Os três estranhos que me encontraram eram andarilhos também, mas eles tinham viajado bem mais que eu. Se eu me concentrar um pouco posso me lembrar de suas faces.
Jack era alto. Ele caminhava com um curvar perpetuo, e ele era gentil. Ele usava uma jaqueta jeans com um brilhante por do sol bordado nas costas, mas ele raramente sorria. Runcible era eloquente, ainda que dissimulado. Ele tinha algo de ladrão, mas do tipo sofisticado. Sua perspicácia era ainda melhor lapidada que suas capacidades de conseguir o que precisávamos, e as canções dele sempre me fizeram rir. O terceiro membro de nosso grupo era um jovem punk chamado Arthur. Nos o chamávamos de Lábios de Peixe. Ele tinha uma tatuagem de um peixinho do seu pescoço.
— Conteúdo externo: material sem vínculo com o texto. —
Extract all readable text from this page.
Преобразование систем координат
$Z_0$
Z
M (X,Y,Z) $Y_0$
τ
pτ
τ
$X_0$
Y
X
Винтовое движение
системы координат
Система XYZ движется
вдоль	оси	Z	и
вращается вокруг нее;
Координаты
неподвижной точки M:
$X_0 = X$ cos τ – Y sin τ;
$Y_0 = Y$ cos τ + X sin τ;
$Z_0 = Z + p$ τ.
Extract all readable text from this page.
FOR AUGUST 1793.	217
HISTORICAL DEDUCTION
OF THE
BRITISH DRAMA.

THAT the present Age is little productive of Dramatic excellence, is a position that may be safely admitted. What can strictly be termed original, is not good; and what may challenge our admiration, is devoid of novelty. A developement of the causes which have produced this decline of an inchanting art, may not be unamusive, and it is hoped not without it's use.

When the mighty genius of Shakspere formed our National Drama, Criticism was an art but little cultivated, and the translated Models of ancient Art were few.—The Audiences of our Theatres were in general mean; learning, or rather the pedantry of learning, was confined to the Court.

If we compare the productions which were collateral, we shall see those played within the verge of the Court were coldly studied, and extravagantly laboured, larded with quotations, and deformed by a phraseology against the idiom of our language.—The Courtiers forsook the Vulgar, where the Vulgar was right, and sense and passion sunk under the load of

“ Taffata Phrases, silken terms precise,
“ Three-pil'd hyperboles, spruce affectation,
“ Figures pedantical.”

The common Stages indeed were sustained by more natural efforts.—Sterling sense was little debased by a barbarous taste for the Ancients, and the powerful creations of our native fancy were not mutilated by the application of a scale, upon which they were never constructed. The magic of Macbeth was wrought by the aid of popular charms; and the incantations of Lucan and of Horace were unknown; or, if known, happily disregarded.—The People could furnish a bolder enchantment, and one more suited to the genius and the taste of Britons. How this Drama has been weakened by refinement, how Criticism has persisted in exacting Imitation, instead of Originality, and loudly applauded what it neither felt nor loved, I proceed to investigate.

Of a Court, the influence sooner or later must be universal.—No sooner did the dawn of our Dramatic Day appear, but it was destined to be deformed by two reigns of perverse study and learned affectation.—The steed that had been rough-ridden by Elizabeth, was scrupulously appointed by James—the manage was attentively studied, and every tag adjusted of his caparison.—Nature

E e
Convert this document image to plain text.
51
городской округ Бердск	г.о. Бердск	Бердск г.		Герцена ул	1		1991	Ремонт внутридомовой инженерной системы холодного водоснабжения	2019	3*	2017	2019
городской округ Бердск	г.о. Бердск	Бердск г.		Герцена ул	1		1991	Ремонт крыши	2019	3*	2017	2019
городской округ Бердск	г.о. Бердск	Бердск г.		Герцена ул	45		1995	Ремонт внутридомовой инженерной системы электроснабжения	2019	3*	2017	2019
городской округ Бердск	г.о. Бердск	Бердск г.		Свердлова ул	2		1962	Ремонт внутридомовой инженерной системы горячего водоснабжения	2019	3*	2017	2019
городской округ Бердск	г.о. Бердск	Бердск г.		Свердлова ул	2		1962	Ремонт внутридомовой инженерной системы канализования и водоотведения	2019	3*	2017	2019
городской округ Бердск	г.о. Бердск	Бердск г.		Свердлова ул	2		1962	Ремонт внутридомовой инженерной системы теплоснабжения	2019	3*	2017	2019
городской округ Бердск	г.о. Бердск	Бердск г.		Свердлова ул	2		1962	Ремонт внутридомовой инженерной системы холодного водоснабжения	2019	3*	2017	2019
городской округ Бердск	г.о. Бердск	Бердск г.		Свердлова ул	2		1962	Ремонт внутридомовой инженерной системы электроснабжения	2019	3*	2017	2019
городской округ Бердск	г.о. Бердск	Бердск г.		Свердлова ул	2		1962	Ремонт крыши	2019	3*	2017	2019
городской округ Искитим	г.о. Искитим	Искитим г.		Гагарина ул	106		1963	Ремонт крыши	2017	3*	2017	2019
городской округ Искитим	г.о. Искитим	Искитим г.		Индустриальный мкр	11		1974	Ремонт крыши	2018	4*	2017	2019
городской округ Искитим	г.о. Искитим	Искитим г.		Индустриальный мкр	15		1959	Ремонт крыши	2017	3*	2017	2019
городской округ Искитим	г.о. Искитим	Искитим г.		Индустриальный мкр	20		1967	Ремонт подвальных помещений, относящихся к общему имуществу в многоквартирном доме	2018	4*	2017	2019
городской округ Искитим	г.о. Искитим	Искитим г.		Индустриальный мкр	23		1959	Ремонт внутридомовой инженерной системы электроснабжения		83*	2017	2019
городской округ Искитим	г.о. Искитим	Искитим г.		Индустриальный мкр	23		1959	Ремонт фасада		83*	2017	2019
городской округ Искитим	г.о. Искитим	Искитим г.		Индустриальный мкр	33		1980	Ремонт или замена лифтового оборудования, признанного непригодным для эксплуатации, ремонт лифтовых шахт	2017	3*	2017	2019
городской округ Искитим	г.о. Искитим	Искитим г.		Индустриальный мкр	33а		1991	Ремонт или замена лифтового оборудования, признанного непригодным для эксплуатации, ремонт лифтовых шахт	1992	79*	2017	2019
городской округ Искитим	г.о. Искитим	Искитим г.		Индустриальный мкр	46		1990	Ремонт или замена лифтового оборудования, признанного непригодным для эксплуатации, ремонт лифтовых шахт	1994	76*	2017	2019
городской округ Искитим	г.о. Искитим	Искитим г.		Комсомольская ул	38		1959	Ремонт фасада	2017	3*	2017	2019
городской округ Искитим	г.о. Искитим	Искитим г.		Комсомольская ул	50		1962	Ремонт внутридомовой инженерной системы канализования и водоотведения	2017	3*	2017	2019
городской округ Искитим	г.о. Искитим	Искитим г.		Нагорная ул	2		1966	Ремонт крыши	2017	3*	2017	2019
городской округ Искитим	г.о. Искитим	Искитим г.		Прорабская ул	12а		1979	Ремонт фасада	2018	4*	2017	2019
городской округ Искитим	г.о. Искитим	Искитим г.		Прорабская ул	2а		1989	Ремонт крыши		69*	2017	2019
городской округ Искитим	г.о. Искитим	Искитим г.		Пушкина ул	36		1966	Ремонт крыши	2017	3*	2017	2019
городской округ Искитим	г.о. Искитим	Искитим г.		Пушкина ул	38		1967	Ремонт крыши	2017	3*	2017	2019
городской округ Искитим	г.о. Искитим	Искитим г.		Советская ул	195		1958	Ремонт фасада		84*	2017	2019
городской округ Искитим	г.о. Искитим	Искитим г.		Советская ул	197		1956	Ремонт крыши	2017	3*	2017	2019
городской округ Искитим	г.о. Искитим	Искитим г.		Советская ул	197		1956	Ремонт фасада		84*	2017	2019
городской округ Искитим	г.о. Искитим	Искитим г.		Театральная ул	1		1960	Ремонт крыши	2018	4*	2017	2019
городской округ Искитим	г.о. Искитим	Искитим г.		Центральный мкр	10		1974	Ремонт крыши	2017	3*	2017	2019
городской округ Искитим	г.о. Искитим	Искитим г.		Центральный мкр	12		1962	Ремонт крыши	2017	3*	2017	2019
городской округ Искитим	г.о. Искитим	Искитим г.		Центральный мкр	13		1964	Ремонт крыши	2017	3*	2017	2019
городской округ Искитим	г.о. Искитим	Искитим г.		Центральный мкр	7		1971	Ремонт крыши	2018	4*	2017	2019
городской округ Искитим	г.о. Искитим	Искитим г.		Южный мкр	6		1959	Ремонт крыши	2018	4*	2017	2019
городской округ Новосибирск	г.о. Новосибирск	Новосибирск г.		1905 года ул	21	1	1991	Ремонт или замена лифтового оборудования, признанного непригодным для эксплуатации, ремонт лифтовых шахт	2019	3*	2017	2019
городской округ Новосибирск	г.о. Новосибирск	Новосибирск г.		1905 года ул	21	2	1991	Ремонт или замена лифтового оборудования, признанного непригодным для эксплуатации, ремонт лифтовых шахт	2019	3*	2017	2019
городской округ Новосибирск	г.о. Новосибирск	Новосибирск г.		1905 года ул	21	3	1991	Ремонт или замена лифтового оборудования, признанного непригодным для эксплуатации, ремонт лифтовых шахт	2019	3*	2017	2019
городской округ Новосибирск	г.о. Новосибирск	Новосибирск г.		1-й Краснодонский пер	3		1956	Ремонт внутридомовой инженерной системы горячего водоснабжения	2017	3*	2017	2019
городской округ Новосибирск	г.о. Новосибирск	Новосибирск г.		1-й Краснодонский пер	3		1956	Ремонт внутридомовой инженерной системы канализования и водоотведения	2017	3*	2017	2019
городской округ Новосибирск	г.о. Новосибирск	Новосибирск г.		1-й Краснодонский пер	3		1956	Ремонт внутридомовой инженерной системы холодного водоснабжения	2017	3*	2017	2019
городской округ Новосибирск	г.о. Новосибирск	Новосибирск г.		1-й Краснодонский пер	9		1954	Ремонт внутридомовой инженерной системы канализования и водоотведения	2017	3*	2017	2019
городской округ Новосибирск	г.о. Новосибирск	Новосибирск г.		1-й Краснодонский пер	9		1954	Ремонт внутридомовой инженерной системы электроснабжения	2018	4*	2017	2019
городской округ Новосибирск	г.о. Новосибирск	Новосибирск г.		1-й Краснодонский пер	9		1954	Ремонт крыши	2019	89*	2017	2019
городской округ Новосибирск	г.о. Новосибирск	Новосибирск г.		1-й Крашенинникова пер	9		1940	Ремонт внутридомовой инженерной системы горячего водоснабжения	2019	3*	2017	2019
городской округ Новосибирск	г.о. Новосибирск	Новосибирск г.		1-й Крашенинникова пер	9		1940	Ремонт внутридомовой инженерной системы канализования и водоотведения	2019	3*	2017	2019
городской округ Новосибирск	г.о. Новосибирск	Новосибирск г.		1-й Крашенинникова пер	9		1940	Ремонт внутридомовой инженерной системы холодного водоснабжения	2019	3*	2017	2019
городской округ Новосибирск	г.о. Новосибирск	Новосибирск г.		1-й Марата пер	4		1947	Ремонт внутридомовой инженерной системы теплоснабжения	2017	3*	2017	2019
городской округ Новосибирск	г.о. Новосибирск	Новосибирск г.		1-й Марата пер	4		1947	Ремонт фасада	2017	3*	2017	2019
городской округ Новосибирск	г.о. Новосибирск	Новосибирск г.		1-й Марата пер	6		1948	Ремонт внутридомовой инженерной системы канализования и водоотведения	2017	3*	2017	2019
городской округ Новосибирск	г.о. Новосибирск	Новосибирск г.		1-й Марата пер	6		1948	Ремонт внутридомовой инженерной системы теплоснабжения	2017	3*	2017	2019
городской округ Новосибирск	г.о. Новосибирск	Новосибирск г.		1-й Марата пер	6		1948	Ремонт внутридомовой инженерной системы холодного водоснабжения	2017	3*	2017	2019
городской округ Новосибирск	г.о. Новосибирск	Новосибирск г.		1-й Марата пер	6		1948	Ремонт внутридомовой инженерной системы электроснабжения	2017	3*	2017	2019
Ele parecia com os punks que eu via no inicio dos anos 80, e orgulhava-se de sua amargura.
Arthur Lábios de Peixe tinha um furgão, uma monstruosidade verde-limão que ele cuidava como um melhor amigo. Nós éramos todos melhores amigos. Nós tínhamos que ser. Nós vivíamos perto do limiar e tomar conta de um amigo é a melhor maneira de manter a amizade.
Quando nós finalmente ficamos sem grana pro combustível, nós paramos numa casa com um grupo de estudantes perto da pequena universidade de Santa Cruz. Jack, Runcible e Arthur queriam descansar um pouco. Em breve, eles considerariam a cidade seu lar, mas para mim, o meu lar sempre foi a estrada aberta. Eu economizei algum dinheiro, e depois disso, eu me certifiquei de ter combustível no furgão. Quando desejávamos, fazíamos uma rápida viajem pela Estrada da Costa Pacifica e cantávamos com a música do rádio.
Meus três amigos eram a minha brisa de primavera, e finalmente eu obtive as minhas asas.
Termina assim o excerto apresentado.